Nous étions à Yvetot, une petite ville de Normandie, quand mamie commença mon apprentissage. Dès que je prenais un objet avec la main du diable, elle me donnait une petite tape et si je recommençais, la tape devenait moins légère et ainsi de suite. Je ponctuais toutes ces brimades par des « mais heu… » crescendo. Elle n’alla jamais jusqu’au coup de poing.

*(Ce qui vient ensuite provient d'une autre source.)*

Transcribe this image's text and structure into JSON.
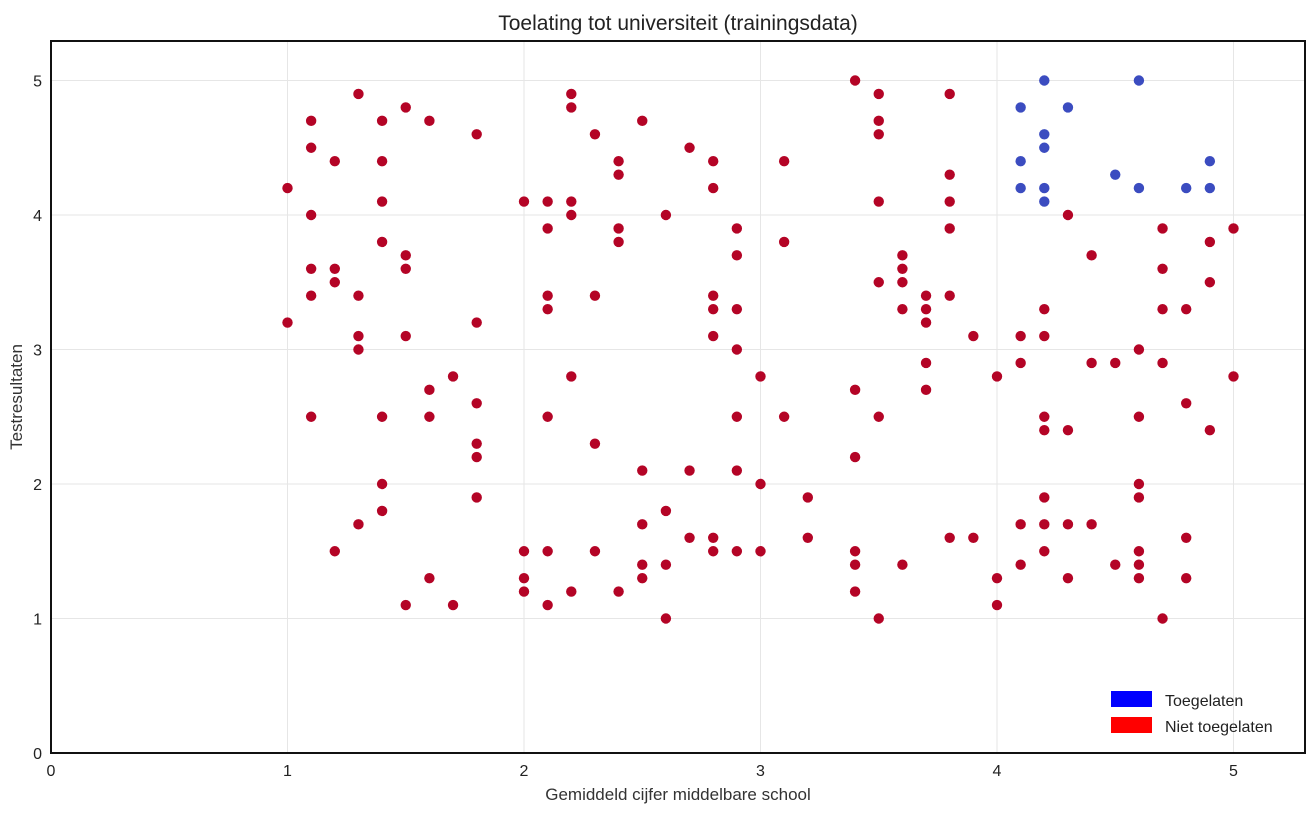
{
  "chart_data": {
    "type": "scatter",
    "title": "Toelating tot universiteit (trainingsdata)",
    "xlabel": "Gemiddeld cijfer middelbare school",
    "ylabel": "Testresultaten",
    "xlim": [
      0,
      5.3
    ],
    "ylim": [
      0,
      5.3
    ],
    "xticks": [
      "0",
      "1",
      "2",
      "3",
      "4",
      "5"
    ],
    "yticks": [
      "0",
      "1",
      "2",
      "3",
      "4",
      "5"
    ],
    "grid": true,
    "legend_position": "bottom-right",
    "legend": [
      {
        "label": "Toegelaten",
        "color": "#0000ff"
      },
      {
        "label": "Niet toegelaten",
        "color": "#ff0000"
      }
    ],
    "series": [
      {
        "name": "Toegelaten",
        "color": "#3b4cc0",
        "points": [
          [
            4.1,
            4.8
          ],
          [
            4.1,
            4.4
          ],
          [
            4.1,
            4.2
          ],
          [
            4.2,
            5.0
          ],
          [
            4.2,
            4.6
          ],
          [
            4.2,
            4.5
          ],
          [
            4.2,
            4.2
          ],
          [
            4.2,
            4.1
          ],
          [
            4.3,
            4.8
          ],
          [
            4.5,
            4.3
          ],
          [
            4.6,
            5.0
          ],
          [
            4.6,
            4.2
          ],
          [
            4.8,
            4.2
          ],
          [
            4.9,
            4.4
          ],
          [
            4.9,
            4.2
          ]
        ]
      },
      {
        "name": "Niet toegelaten",
        "color": "#b40426",
        "points": [
          [
            1.0,
            4.2
          ],
          [
            1.0,
            3.2
          ],
          [
            1.1,
            4.7
          ],
          [
            1.1,
            4.5
          ],
          [
            1.1,
            4.0
          ],
          [
            1.1,
            3.6
          ],
          [
            1.1,
            3.4
          ],
          [
            1.1,
            2.5
          ],
          [
            1.2,
            4.4
          ],
          [
            1.2,
            3.6
          ],
          [
            1.2,
            3.5
          ],
          [
            1.2,
            1.5
          ],
          [
            1.3,
            4.9
          ],
          [
            1.3,
            3.4
          ],
          [
            1.3,
            3.1
          ],
          [
            1.3,
            3.0
          ],
          [
            1.3,
            1.7
          ],
          [
            1.4,
            4.7
          ],
          [
            1.4,
            4.4
          ],
          [
            1.4,
            4.1
          ],
          [
            1.4,
            3.8
          ],
          [
            1.4,
            2.5
          ],
          [
            1.4,
            2.0
          ],
          [
            1.4,
            1.8
          ],
          [
            1.5,
            4.8
          ],
          [
            1.5,
            3.7
          ],
          [
            1.5,
            3.6
          ],
          [
            1.5,
            3.1
          ],
          [
            1.5,
            1.1
          ],
          [
            1.6,
            4.7
          ],
          [
            1.6,
            2.7
          ],
          [
            1.6,
            2.5
          ],
          [
            1.6,
            1.3
          ],
          [
            1.7,
            2.8
          ],
          [
            1.7,
            1.1
          ],
          [
            1.8,
            4.6
          ],
          [
            1.8,
            3.2
          ],
          [
            1.8,
            2.6
          ],
          [
            1.8,
            2.3
          ],
          [
            1.8,
            2.2
          ],
          [
            1.8,
            1.9
          ],
          [
            2.0,
            4.1
          ],
          [
            2.0,
            1.5
          ],
          [
            2.0,
            1.3
          ],
          [
            2.0,
            1.2
          ],
          [
            2.1,
            4.1
          ],
          [
            2.1,
            3.9
          ],
          [
            2.1,
            3.4
          ],
          [
            2.1,
            3.3
          ],
          [
            2.1,
            2.5
          ],
          [
            2.1,
            1.5
          ],
          [
            2.1,
            1.1
          ],
          [
            2.2,
            4.9
          ],
          [
            2.2,
            4.8
          ],
          [
            2.2,
            4.1
          ],
          [
            2.2,
            4.0
          ],
          [
            2.2,
            2.8
          ],
          [
            2.2,
            1.2
          ],
          [
            2.3,
            4.6
          ],
          [
            2.3,
            3.4
          ],
          [
            2.3,
            2.3
          ],
          [
            2.3,
            1.5
          ],
          [
            2.4,
            4.4
          ],
          [
            2.4,
            4.3
          ],
          [
            2.4,
            3.9
          ],
          [
            2.4,
            3.8
          ],
          [
            2.4,
            1.2
          ],
          [
            2.5,
            4.7
          ],
          [
            2.5,
            2.1
          ],
          [
            2.5,
            1.7
          ],
          [
            2.5,
            1.4
          ],
          [
            2.5,
            1.3
          ],
          [
            2.6,
            4.0
          ],
          [
            2.6,
            1.8
          ],
          [
            2.6,
            1.4
          ],
          [
            2.6,
            1.0
          ],
          [
            2.7,
            4.5
          ],
          [
            2.7,
            2.1
          ],
          [
            2.7,
            1.6
          ],
          [
            2.8,
            4.4
          ],
          [
            2.8,
            4.2
          ],
          [
            2.8,
            3.4
          ],
          [
            2.8,
            3.3
          ],
          [
            2.8,
            3.1
          ],
          [
            2.8,
            1.6
          ],
          [
            2.8,
            1.5
          ],
          [
            2.9,
            3.9
          ],
          [
            2.9,
            3.7
          ],
          [
            2.9,
            3.3
          ],
          [
            2.9,
            3.0
          ],
          [
            2.9,
            2.5
          ],
          [
            2.9,
            2.1
          ],
          [
            2.9,
            1.5
          ],
          [
            3.0,
            2.8
          ],
          [
            3.0,
            2.0
          ],
          [
            3.0,
            1.5
          ],
          [
            3.1,
            4.4
          ],
          [
            3.1,
            3.8
          ],
          [
            3.1,
            2.5
          ],
          [
            3.2,
            1.9
          ],
          [
            3.2,
            1.6
          ],
          [
            3.4,
            5.0
          ],
          [
            3.4,
            2.7
          ],
          [
            3.4,
            2.2
          ],
          [
            3.4,
            1.5
          ],
          [
            3.4,
            1.4
          ],
          [
            3.4,
            1.2
          ],
          [
            3.5,
            4.9
          ],
          [
            3.5,
            4.7
          ],
          [
            3.5,
            4.6
          ],
          [
            3.5,
            4.1
          ],
          [
            3.5,
            3.5
          ],
          [
            3.5,
            2.5
          ],
          [
            3.5,
            1.0
          ],
          [
            3.6,
            3.7
          ],
          [
            3.6,
            3.6
          ],
          [
            3.6,
            3.5
          ],
          [
            3.6,
            3.3
          ],
          [
            3.6,
            1.4
          ],
          [
            3.7,
            3.4
          ],
          [
            3.7,
            3.3
          ],
          [
            3.7,
            3.2
          ],
          [
            3.7,
            2.9
          ],
          [
            3.7,
            2.7
          ],
          [
            3.8,
            4.9
          ],
          [
            3.8,
            4.3
          ],
          [
            3.8,
            4.1
          ],
          [
            3.8,
            3.9
          ],
          [
            3.8,
            3.4
          ],
          [
            3.8,
            1.6
          ],
          [
            3.9,
            3.1
          ],
          [
            3.9,
            1.6
          ],
          [
            4.0,
            2.8
          ],
          [
            4.0,
            1.3
          ],
          [
            4.0,
            1.1
          ],
          [
            4.1,
            3.1
          ],
          [
            4.1,
            2.9
          ],
          [
            4.1,
            1.7
          ],
          [
            4.1,
            1.4
          ],
          [
            4.2,
            3.3
          ],
          [
            4.2,
            3.1
          ],
          [
            4.2,
            2.5
          ],
          [
            4.2,
            2.4
          ],
          [
            4.2,
            1.9
          ],
          [
            4.2,
            1.7
          ],
          [
            4.2,
            1.5
          ],
          [
            4.3,
            4.0
          ],
          [
            4.3,
            2.4
          ],
          [
            4.3,
            1.7
          ],
          [
            4.3,
            1.3
          ],
          [
            4.4,
            3.7
          ],
          [
            4.4,
            2.9
          ],
          [
            4.4,
            1.7
          ],
          [
            4.5,
            2.9
          ],
          [
            4.5,
            1.4
          ],
          [
            4.6,
            3.0
          ],
          [
            4.6,
            2.5
          ],
          [
            4.6,
            2.0
          ],
          [
            4.6,
            1.9
          ],
          [
            4.6,
            1.5
          ],
          [
            4.6,
            1.4
          ],
          [
            4.6,
            1.3
          ],
          [
            4.7,
            3.9
          ],
          [
            4.7,
            3.6
          ],
          [
            4.7,
            3.3
          ],
          [
            4.7,
            2.9
          ],
          [
            4.7,
            1.0
          ],
          [
            4.8,
            3.3
          ],
          [
            4.8,
            2.6
          ],
          [
            4.8,
            1.6
          ],
          [
            4.8,
            1.3
          ],
          [
            4.9,
            3.8
          ],
          [
            4.9,
            3.5
          ],
          [
            4.9,
            2.4
          ],
          [
            5.0,
            3.9
          ],
          [
            5.0,
            2.8
          ]
        ]
      }
    ]
  }
}
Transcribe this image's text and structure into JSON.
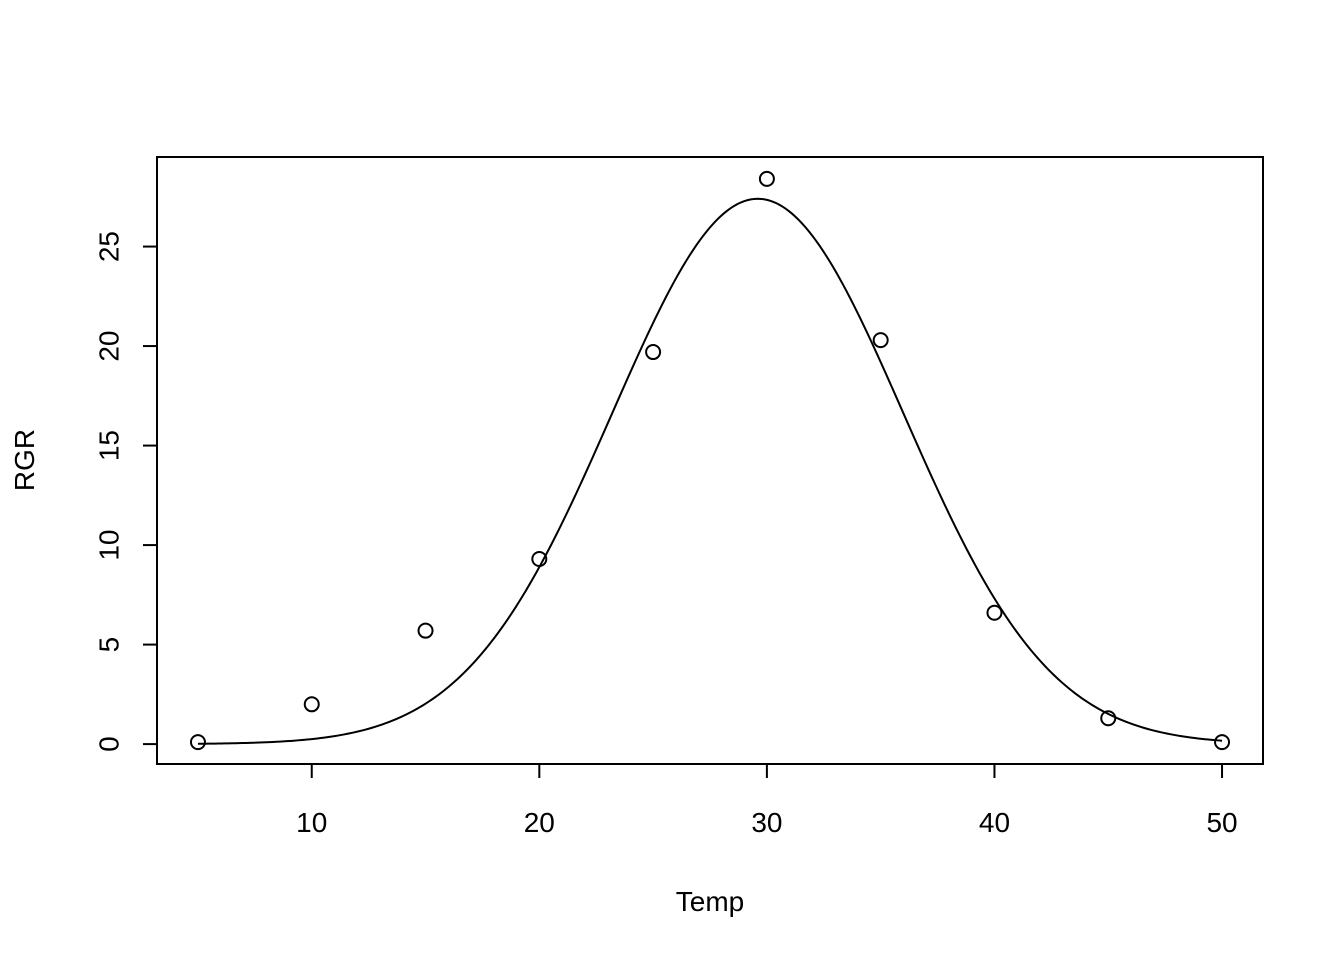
{
  "chart_data": {
    "type": "scatter",
    "title": "",
    "xlabel": "Temp",
    "ylabel": "RGR",
    "xlim": [
      3.2,
      51.8
    ],
    "ylim": [
      -1.0,
      29.5
    ],
    "x_ticks": [
      10,
      20,
      30,
      40,
      50
    ],
    "y_ticks": [
      0,
      5,
      10,
      15,
      20,
      25
    ],
    "grid": false,
    "points": {
      "x": [
        5,
        10,
        15,
        20,
        25,
        30,
        35,
        40,
        45,
        50
      ],
      "y": [
        0.1,
        2.0,
        5.7,
        9.3,
        19.7,
        28.4,
        20.3,
        6.6,
        1.3,
        0.1
      ]
    },
    "fitted_curve": {
      "form": "gaussian",
      "peak": 27.4,
      "center": 29.6,
      "sd": 6.4,
      "x_range": [
        5,
        50
      ]
    }
  }
}
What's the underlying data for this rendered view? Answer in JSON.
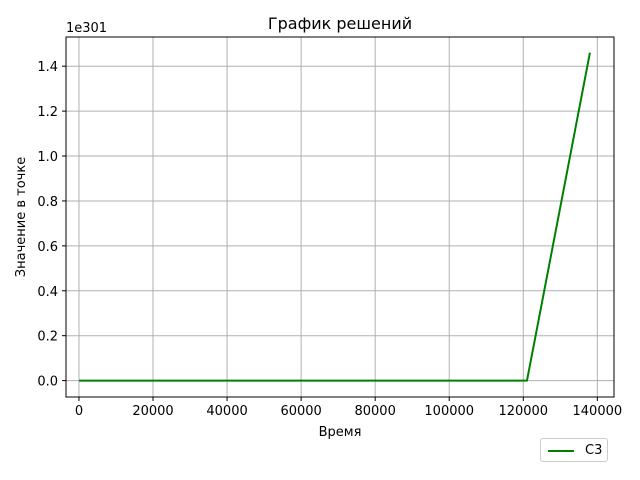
{
  "chart_data": {
    "type": "line",
    "title": "График решений",
    "xlabel": "Время",
    "ylabel": "Значение в точке",
    "y_offset_label": "1e301",
    "xlim": [
      -3500,
      144500
    ],
    "ylim": [
      -0.073,
      1.53
    ],
    "xticks": [
      0,
      20000,
      40000,
      60000,
      80000,
      100000,
      120000,
      140000
    ],
    "xtick_labels": [
      "0",
      "20000",
      "40000",
      "60000",
      "80000",
      "100000",
      "120000",
      "140000"
    ],
    "yticks": [
      0.0,
      0.2,
      0.4,
      0.6,
      0.8,
      1.0,
      1.2,
      1.4
    ],
    "ytick_labels": [
      "0.0",
      "0.2",
      "0.4",
      "0.6",
      "0.8",
      "1.0",
      "1.2",
      "1.4"
    ],
    "grid": true,
    "legend_position": "lower-right, outside plot",
    "series": [
      {
        "name": "C3",
        "color": "#008000",
        "x": [
          0,
          121000,
          138000
        ],
        "y": [
          0,
          0,
          1.46
        ]
      }
    ]
  }
}
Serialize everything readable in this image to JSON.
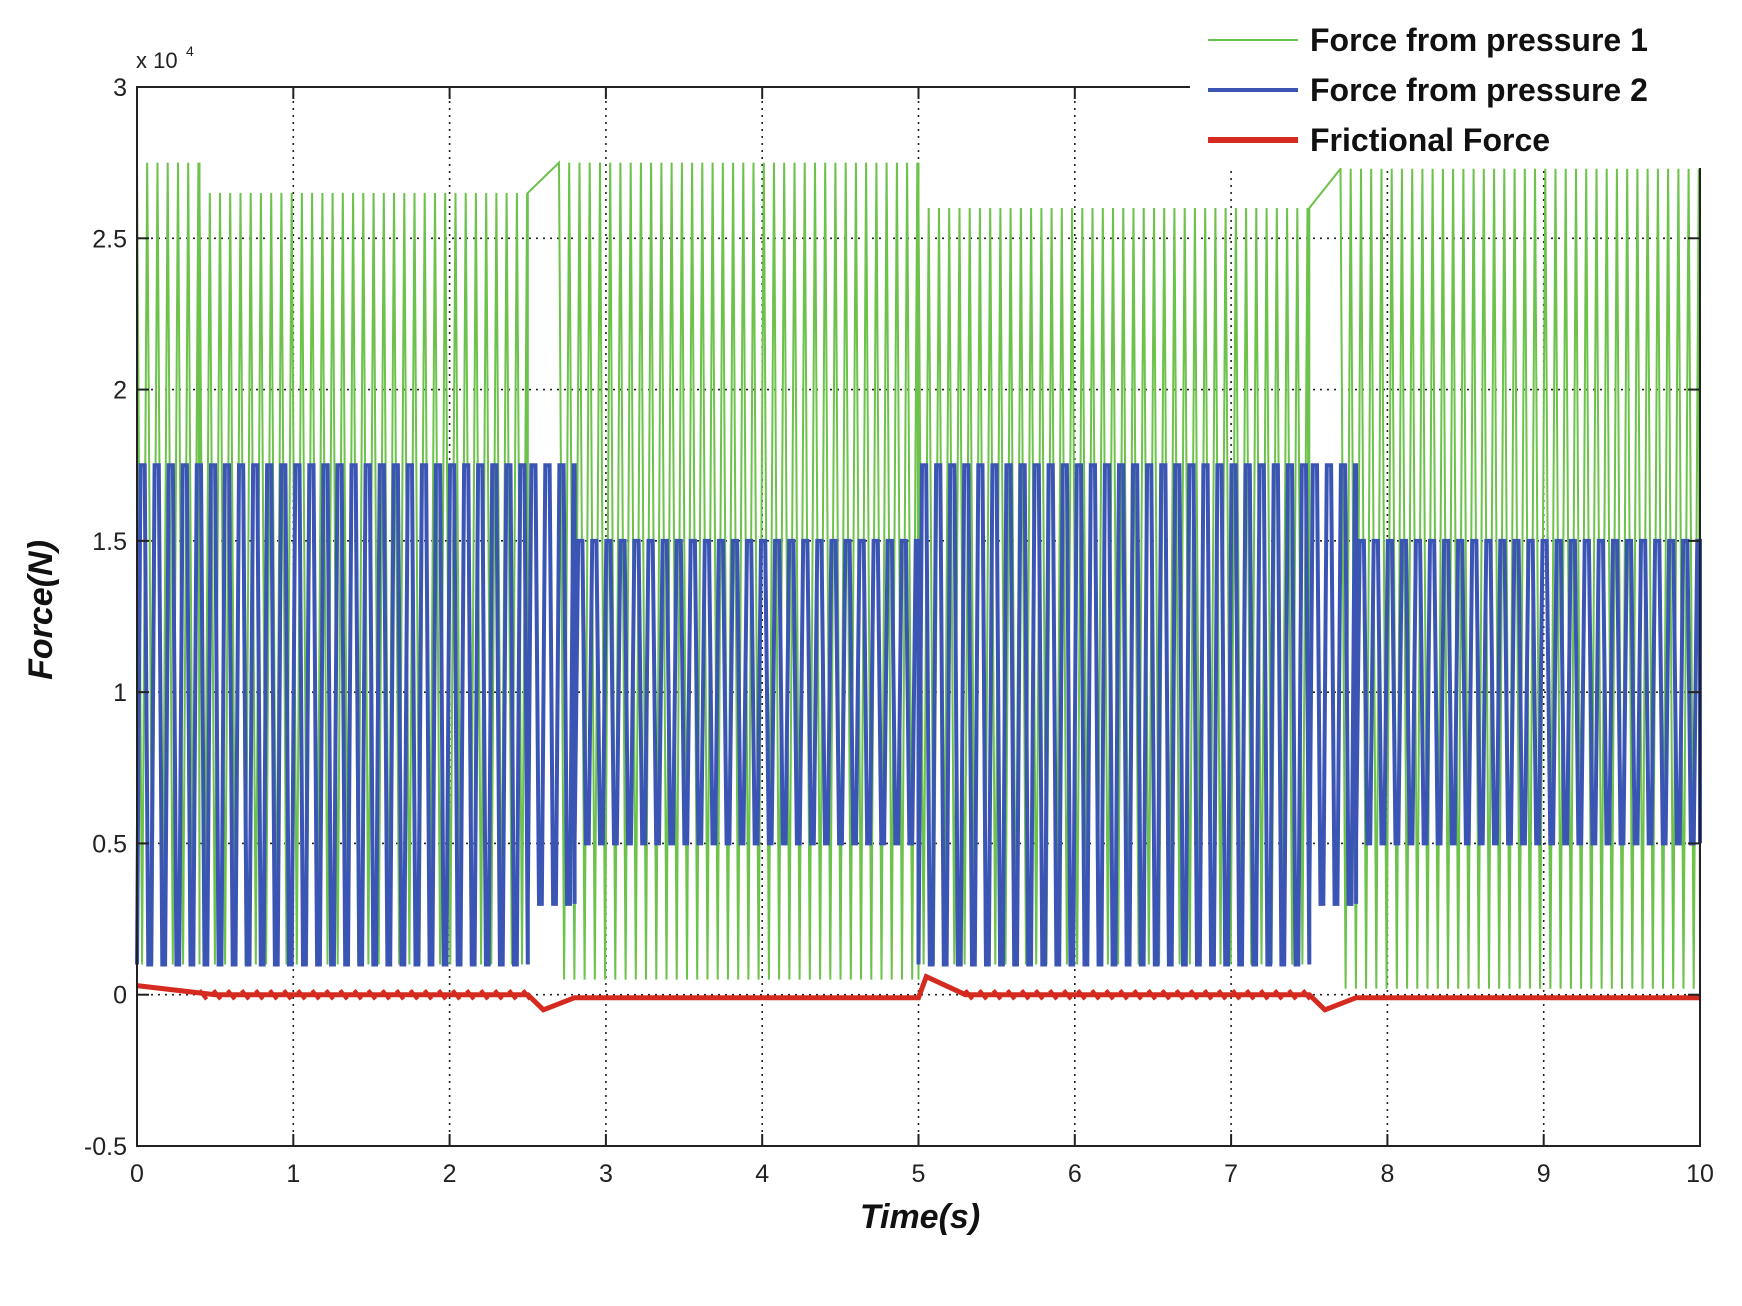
{
  "chart_data": {
    "type": "line",
    "title": "",
    "xlabel": "Time(s)",
    "ylabel": "Force(N)",
    "xlim": [
      0,
      10
    ],
    "ylim": [
      -5000,
      30000
    ],
    "x_ticks": [
      0,
      1,
      2,
      3,
      4,
      5,
      6,
      7,
      8,
      9,
      10
    ],
    "y_ticks": [
      -5000,
      0,
      5000,
      10000,
      15000,
      20000,
      25000,
      30000
    ],
    "y_tick_labels": [
      "-0.5",
      "0",
      "0.5",
      "1",
      "1.5",
      "2",
      "2.5",
      "3"
    ],
    "y_exponent_label": "x 10",
    "y_exponent_power": "4",
    "grid": true,
    "legend_position": "top-right",
    "series": [
      {
        "name": "Force from pressure 1",
        "color": "#6cc24a",
        "description": "high-frequency oscillation",
        "segments": [
          {
            "t": [
              0.0,
              0.4
            ],
            "peak": 27500,
            "trough": 1000
          },
          {
            "t": [
              0.4,
              2.5
            ],
            "peak": 26500,
            "trough": 1000
          },
          {
            "t": [
              2.7,
              5.0
            ],
            "peak": 27500,
            "trough": 500
          },
          {
            "t": [
              5.0,
              7.5
            ],
            "peak": 26000,
            "trough": 1000
          },
          {
            "t": [
              7.7,
              10.0
            ],
            "peak": 27300,
            "trough": 200
          }
        ]
      },
      {
        "name": "Force from pressure 2",
        "color": "#3b55b5",
        "segments": [
          {
            "t": [
              0.0,
              2.5
            ],
            "peak": 17500,
            "trough": 1000
          },
          {
            "t": [
              2.5,
              2.8
            ],
            "peak": 17500,
            "trough": 3000
          },
          {
            "t": [
              2.8,
              5.0
            ],
            "peak": 15000,
            "trough": 5000
          },
          {
            "t": [
              5.0,
              7.5
            ],
            "peak": 17500,
            "trough": 1000
          },
          {
            "t": [
              7.5,
              7.8
            ],
            "peak": 17500,
            "trough": 3000
          },
          {
            "t": [
              7.8,
              10.0
            ],
            "peak": 15000,
            "trough": 5000
          }
        ]
      },
      {
        "name": "Frictional Force",
        "color": "#d42a1f",
        "points": [
          [
            0.0,
            300
          ],
          [
            0.5,
            0
          ],
          [
            2.5,
            0
          ],
          [
            2.6,
            -500
          ],
          [
            2.8,
            -100
          ],
          [
            5.0,
            -100
          ],
          [
            5.05,
            600
          ],
          [
            5.3,
            0
          ],
          [
            7.5,
            0
          ],
          [
            7.6,
            -500
          ],
          [
            7.8,
            -100
          ],
          [
            10.0,
            -100
          ]
        ]
      }
    ]
  }
}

Mais cette main du diable continuait de me travailler. Je me mis à mentir et à voler. Une fête foraine estivale m’en donna l’occasion. C’était la première fois que je voyais une fête foraine. Je l’ai trouvée très jolie parce qu’elle était de toutes les couleurs. Ça changeait de Paris, qui était encore très gris à ce moment-là, presque noir et blanc, comme dans les films de l’époque. Il y avait un stand de tir à la carabine. On pouvait tirer sur une espèce d’écran de télévision dans lequel un ours servait de cible, et lorsqu’on la touchait, l’ours se levait puis tournait sur lui-même en émettant un grognement. Puis il s’accroupissait à nouveau. J’aimais beaucoup. J’avais demandé à en faire mais tout le monde avait refusé. Ma main gauche fit le reste.

Profitant de la sieste de mon père, elle se glissa dans sa veste, prit le portefeuille, l’ouvrit et en retira un billet de cinquante francs. Ma main gauche n’avait aucun remords. Au contraire, elle trouvait ça très excitant. Elle et moi sommes donc allés à la fête où on s’est amusés comme jamais. En une journée, j’avais découvert la joie de voler, de mentir et de tuer un ours. Un bon petit diable, en somme.

Lorsque la main droite me devint plus familière, ce fut le temps de la rentrée des classes. L’entrée en onzième, le cours préparatoire : la première fois.